Published: December 2019

Over the last 15 years, UK HealthCare, the clinical enterprise of the University of Kentucky, has undertaken 3 clinical strategic plans to secure its position as a research-intensive, referral academic medical center. The first plan, titled Securing the Traditional Marketplace (2005-2010), focused on building advanced subspecialty programs on campus while pursuing partnerships with providers in UK HealthCare's traditional marketplace, eastern Kentucky.
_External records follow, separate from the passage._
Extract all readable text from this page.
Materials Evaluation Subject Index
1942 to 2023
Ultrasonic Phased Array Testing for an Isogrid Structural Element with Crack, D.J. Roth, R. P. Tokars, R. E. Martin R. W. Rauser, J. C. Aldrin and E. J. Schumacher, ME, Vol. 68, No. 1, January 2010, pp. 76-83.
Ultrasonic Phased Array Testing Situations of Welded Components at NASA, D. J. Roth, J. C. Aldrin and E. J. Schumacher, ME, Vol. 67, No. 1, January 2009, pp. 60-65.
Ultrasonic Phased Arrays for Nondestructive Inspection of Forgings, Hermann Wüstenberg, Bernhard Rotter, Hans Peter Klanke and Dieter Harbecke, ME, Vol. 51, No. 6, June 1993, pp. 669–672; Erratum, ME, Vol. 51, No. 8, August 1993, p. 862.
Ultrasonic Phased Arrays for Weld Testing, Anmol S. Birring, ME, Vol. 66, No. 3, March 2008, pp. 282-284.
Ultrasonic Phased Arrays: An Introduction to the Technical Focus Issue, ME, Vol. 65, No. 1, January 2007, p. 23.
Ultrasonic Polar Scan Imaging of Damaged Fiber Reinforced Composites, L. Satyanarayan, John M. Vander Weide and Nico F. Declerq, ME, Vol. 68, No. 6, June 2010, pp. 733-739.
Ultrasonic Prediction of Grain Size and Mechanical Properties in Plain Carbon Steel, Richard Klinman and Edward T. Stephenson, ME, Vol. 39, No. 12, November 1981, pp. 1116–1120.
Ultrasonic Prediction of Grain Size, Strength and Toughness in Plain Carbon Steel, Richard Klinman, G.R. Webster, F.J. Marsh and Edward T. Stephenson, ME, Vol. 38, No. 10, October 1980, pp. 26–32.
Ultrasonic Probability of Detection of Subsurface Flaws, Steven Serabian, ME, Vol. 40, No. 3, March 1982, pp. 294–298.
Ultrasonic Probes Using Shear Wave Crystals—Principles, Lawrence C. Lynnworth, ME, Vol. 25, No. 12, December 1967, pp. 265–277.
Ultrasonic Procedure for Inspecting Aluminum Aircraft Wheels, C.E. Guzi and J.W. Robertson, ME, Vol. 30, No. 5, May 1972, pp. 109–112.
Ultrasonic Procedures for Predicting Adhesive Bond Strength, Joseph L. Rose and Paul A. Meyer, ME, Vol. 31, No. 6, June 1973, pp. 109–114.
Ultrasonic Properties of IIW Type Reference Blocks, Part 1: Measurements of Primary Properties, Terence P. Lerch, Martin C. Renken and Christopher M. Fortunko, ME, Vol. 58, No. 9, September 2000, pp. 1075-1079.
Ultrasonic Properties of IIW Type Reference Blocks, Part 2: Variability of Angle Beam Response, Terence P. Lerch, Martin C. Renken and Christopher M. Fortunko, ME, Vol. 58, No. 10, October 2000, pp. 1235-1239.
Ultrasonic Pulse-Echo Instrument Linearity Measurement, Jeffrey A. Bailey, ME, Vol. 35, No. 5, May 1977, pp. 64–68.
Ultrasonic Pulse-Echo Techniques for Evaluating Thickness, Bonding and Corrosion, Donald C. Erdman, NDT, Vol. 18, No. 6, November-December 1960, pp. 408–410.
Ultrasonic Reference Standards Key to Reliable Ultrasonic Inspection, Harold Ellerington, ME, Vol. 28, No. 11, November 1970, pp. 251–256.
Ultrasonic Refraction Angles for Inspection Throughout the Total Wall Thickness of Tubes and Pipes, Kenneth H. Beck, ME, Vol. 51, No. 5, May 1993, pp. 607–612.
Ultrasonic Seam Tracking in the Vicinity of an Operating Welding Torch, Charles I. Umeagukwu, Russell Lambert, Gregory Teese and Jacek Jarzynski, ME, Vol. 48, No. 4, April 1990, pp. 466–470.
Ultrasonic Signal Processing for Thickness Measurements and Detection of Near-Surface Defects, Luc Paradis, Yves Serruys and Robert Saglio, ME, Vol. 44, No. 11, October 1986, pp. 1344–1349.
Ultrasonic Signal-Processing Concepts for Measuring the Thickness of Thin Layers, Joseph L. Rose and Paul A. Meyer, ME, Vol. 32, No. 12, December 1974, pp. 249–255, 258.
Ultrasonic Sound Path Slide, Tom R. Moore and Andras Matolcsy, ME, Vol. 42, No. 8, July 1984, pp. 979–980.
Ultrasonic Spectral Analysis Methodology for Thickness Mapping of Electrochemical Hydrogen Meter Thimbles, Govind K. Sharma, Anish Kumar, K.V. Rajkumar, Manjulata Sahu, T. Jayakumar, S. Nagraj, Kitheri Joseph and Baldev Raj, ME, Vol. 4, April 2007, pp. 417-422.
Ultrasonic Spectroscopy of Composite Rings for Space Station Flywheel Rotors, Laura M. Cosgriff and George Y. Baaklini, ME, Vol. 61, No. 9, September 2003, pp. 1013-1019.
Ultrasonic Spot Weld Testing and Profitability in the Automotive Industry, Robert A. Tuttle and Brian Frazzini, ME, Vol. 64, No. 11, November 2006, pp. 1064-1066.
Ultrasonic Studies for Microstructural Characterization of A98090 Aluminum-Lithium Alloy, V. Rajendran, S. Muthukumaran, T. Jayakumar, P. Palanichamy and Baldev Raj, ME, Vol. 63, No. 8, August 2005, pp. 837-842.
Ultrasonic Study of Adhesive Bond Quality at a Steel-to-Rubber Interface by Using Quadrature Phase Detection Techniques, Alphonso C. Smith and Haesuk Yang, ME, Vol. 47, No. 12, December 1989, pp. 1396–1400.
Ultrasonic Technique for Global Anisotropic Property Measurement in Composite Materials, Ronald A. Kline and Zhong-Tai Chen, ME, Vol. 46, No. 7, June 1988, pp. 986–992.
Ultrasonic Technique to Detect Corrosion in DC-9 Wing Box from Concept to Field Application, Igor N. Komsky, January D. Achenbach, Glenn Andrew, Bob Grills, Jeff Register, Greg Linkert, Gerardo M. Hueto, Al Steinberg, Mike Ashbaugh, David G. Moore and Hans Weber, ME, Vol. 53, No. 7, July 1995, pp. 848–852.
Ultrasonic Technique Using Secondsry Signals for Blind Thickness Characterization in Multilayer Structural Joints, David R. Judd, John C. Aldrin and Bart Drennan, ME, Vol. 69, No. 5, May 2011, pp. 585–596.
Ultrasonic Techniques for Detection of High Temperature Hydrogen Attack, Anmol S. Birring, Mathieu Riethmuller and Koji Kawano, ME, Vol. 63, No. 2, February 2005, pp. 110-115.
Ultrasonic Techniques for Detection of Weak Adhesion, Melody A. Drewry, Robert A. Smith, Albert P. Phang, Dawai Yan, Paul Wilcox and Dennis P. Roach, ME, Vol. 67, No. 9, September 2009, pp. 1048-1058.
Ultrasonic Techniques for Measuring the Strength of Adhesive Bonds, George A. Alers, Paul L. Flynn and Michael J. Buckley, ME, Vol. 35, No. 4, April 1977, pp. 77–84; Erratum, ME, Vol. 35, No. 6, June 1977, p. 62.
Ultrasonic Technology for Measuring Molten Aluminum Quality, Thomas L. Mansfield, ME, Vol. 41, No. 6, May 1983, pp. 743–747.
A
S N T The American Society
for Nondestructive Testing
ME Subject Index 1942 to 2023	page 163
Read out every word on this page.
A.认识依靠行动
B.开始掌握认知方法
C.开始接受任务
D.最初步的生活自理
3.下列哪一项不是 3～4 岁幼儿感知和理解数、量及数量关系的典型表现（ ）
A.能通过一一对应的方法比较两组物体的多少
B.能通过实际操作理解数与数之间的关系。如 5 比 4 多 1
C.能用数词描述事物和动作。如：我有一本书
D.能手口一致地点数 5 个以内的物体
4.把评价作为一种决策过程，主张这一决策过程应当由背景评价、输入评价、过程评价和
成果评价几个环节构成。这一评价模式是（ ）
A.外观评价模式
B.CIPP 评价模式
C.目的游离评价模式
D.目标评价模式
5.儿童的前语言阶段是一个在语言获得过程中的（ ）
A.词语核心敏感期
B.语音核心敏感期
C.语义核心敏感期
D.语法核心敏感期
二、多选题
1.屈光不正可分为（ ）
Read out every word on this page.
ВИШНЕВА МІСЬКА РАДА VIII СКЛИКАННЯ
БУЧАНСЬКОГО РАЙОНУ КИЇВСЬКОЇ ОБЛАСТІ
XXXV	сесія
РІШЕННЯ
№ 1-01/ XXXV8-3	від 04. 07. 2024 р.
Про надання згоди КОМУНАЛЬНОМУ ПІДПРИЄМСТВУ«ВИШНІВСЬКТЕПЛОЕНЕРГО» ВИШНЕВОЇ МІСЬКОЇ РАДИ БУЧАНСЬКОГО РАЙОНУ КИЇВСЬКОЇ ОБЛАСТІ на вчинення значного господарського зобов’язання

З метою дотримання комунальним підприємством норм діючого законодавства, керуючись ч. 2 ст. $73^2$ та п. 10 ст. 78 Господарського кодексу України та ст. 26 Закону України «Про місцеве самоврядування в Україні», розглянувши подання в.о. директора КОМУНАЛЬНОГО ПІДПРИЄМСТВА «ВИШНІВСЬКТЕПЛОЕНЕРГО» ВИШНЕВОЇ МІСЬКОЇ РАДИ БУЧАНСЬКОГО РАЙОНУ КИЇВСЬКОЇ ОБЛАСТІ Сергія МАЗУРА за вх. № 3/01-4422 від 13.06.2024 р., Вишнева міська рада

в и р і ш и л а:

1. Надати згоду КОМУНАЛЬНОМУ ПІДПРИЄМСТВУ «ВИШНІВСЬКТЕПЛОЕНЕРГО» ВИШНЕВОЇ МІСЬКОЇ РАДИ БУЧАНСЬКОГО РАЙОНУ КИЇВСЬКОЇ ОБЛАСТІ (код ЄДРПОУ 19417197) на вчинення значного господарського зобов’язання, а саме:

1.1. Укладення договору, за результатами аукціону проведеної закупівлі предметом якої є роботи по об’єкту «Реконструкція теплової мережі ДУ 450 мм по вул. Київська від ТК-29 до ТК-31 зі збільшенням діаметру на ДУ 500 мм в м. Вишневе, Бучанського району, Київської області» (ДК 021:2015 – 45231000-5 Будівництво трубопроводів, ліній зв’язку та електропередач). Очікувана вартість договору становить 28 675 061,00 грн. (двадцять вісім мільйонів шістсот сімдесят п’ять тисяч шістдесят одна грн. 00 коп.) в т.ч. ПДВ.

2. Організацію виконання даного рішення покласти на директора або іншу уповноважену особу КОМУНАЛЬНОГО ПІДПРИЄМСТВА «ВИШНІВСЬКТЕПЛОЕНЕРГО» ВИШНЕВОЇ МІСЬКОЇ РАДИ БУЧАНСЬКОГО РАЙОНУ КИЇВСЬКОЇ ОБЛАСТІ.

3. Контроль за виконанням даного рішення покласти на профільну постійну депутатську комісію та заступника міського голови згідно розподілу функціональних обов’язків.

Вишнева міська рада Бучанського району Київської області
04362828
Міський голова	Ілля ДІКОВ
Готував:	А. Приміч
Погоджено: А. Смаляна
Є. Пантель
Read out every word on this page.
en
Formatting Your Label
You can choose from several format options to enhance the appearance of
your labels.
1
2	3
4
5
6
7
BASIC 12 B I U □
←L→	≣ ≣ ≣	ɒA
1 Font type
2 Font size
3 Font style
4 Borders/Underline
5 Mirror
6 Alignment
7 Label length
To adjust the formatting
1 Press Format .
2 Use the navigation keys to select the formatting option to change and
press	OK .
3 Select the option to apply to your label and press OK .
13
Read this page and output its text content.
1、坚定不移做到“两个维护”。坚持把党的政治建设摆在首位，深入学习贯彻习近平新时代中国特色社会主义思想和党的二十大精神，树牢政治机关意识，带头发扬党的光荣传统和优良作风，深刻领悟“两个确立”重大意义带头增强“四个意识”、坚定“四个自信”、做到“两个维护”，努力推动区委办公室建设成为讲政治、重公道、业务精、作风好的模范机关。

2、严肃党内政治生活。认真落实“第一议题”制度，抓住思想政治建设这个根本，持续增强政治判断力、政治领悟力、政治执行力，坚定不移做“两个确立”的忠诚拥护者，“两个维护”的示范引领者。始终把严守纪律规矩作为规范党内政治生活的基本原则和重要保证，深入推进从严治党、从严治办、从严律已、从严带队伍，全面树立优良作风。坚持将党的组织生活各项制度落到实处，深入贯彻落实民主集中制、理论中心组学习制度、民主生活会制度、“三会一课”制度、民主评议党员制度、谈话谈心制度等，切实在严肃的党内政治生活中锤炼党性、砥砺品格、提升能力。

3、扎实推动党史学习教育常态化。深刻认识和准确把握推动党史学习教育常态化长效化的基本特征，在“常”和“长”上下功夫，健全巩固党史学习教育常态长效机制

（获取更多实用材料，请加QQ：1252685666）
The second plan, Expanding the Footprint (2010-2015), recognized that UK HealthCare needed to cover a population base of 5 to 10 million people to support its subspecialty programs. These 2 strategic plans were successful and achieved 4 outcomes: a doubling of annual discharges, a dramatic increase of transfers/external referrals, a significant increase in the case mix index, and impressive growth in subspecialty programs. The third clinical strategic plan, Preparing for Change (2015-2020), has expanded UK HealthCare's gains in the face of rapidly changing reimbursement systems and delivery models. The pillars of this plan are responding to consumerism, strengthening hallmark programs through service lines, "hard wiring" relationships with partnering organizations including establishing the Kentucky Health Collaborative, and building infrastructure to deal with risk-based reimbursement. UK HealthCare is trying to spearhead a rational system of care for Kentucky rather than a system that rations care. Halfway through the third clinical strategic plan, UK HealthCare has seen increased discharges, transfers, and clinical expansion in its hallmark programs, building evidence that well-thought business practices can lead to improved public policy.